Wednesday, 30 March 2016

Can I have a moth on my finger, please?

Almost a month has gone by since I last set the moth trap, but I couldn't resist the question which forms the headline to today's post. Penny and my little granddaughter came for Easter with her Mum and Dad and they were preceded by an email saying: "Emily is keen to see the moths." When they arrived, she duly popped the question.

The moths obliged, most winningly in the form of the Oak Beauty, above, which agreed to be transferred from my pudgy finger to Emily's delicate one before waking up and fluttering off, initially into a spider's web. Extricating it from this was a lesson in the effectiveness of the fibre's sticky, binding nature. I am not especially keen on spiders but their spinning is a marvel of the natural world, like the silk produced by moths for cocoons.

My retirement hobby of guerrilla knitting has made me extra interested in this subject, coupled with a Yorkshire background which has given me a lifelong interest in wool. I admit that I was bored almost to death and, so far as I can recall, actually to tears by a youthful, two-hour tour of the Wool Industry Research laboratories in Leeds. But I have enjoyed learning much since, including the close co-operation between Leeds University scientists on the trail of DNA in the 1930s and local hairdressers specialising in perms, a treatment which alters the DNA-related structure of hair (please forgive my amateur handling of scientific terms, but you can read more about this fascinating episode here).

Back to the moths.

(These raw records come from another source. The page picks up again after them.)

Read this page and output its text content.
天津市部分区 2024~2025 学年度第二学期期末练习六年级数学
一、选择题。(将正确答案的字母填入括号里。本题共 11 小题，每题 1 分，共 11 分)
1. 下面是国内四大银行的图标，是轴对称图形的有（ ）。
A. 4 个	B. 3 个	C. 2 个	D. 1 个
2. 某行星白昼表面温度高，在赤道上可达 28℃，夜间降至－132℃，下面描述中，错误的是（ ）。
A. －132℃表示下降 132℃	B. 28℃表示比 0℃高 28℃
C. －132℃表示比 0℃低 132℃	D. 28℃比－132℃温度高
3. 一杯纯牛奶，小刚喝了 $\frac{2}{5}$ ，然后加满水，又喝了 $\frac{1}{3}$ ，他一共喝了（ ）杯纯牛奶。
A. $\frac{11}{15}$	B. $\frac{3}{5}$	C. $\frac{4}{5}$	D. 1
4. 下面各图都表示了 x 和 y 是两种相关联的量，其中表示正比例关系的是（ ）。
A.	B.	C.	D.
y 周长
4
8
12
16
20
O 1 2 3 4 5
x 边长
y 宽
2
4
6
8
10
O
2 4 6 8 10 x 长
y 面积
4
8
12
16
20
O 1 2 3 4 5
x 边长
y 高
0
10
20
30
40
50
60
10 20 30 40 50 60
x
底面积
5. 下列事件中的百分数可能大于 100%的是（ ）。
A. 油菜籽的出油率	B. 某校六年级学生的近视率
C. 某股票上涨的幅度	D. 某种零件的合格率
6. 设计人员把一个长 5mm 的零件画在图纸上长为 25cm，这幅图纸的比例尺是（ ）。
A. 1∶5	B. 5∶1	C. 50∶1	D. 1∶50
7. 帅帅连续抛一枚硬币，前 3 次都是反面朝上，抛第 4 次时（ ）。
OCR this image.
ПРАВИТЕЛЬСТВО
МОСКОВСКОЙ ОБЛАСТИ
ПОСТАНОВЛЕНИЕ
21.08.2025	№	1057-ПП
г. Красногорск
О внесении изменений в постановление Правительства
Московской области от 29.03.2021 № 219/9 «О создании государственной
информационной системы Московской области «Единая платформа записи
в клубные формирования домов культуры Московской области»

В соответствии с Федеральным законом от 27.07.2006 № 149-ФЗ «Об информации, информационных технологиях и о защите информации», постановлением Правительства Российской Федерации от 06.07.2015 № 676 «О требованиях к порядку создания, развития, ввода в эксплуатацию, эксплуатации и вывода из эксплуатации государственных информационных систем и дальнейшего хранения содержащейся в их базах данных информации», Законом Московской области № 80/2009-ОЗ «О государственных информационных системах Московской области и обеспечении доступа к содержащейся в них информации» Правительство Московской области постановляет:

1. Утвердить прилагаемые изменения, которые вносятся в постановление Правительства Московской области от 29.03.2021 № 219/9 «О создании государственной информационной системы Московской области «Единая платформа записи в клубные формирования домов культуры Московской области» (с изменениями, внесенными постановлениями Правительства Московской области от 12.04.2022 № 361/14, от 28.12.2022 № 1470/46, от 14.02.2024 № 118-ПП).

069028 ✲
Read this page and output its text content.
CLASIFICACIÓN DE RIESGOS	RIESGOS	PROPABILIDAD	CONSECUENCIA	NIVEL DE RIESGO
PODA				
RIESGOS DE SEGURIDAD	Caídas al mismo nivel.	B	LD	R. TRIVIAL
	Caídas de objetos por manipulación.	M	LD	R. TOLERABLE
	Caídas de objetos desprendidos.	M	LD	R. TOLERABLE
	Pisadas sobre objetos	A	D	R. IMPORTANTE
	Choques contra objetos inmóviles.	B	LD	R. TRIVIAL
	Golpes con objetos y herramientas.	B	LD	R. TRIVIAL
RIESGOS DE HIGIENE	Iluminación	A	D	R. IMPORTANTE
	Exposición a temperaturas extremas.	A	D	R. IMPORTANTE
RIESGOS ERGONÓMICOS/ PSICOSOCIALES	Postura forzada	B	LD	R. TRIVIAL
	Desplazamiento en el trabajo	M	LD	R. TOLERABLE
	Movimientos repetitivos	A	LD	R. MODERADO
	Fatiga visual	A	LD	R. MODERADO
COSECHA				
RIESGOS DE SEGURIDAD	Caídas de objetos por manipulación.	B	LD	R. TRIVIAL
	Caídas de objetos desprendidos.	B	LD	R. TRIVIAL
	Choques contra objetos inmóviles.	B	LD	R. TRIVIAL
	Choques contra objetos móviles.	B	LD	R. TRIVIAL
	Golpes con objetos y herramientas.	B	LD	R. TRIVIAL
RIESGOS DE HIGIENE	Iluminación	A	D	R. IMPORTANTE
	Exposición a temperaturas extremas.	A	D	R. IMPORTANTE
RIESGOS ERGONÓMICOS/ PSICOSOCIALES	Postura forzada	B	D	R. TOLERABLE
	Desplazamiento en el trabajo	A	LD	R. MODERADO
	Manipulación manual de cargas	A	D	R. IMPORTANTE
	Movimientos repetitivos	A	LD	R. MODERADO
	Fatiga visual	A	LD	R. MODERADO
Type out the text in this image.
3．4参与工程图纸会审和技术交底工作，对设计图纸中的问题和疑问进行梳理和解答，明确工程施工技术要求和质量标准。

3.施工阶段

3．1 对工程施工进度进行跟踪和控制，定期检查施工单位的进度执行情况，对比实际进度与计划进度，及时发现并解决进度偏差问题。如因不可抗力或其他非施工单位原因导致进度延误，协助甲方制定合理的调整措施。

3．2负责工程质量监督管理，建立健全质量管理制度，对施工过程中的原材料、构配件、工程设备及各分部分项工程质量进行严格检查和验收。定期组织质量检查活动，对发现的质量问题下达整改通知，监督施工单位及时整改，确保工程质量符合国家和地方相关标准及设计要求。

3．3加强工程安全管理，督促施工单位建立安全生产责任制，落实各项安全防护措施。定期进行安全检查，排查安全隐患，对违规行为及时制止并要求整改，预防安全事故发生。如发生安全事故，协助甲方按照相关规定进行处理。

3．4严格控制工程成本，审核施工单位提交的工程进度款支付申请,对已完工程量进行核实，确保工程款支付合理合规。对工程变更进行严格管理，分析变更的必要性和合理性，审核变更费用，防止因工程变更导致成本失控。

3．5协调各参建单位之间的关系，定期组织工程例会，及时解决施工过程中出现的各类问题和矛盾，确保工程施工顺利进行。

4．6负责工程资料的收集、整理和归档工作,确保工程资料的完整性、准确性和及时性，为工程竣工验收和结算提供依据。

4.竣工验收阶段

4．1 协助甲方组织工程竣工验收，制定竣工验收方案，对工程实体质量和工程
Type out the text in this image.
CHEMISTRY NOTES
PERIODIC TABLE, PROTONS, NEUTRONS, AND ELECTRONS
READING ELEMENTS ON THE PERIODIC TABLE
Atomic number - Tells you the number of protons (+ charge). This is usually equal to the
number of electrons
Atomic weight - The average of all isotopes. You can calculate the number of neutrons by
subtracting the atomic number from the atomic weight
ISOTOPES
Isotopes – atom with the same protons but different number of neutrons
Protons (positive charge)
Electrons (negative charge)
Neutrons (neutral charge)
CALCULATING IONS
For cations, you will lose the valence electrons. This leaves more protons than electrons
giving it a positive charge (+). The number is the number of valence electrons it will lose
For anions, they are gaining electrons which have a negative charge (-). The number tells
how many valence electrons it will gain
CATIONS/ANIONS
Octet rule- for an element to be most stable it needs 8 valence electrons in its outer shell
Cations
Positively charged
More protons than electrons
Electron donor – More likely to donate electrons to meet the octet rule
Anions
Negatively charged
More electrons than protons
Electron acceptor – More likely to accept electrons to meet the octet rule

The eggboxes, and in due course Emily's finger, also played host to a Common Quaker, a Crambid micro moth which I must check out later and what I think is a Dark Chestnut, shown in order in today's pics.  Update: No, it's a Clouded Drab - very many thanks for speedy advice from Ben Sale in Comments. Further update: I have now checked on my supposed Crambid and realised that it's actually a macro - the March Moth, which has come at an appropriate time of the year, unlike some other species named after months (eg the August Thorn and December Moth) which have a habit of arriving early or late. The March Moth is one of a number of UK moths whose females are flightless and spend their lives scuttling up and down tree trunks. Let's hope that evolution eventually gets them a better deal.


Bennyboymothman said...

Hi Martin.
Hope you had a good Easter.

Nearly back in the saddle as we approach Summer.

That be a Clouded Drab at the bottom.


Martin Wainwright said...

Ben that's marvellously quick work - and very good to hear from you. I'm hoping to be in action regularly soon - just the small matter of a second grandchild due tomorrow....

Thanks so much re the Clouded Drab. Alas, I am now certain that I will never master these small brown moths. Your help is so much appreciated.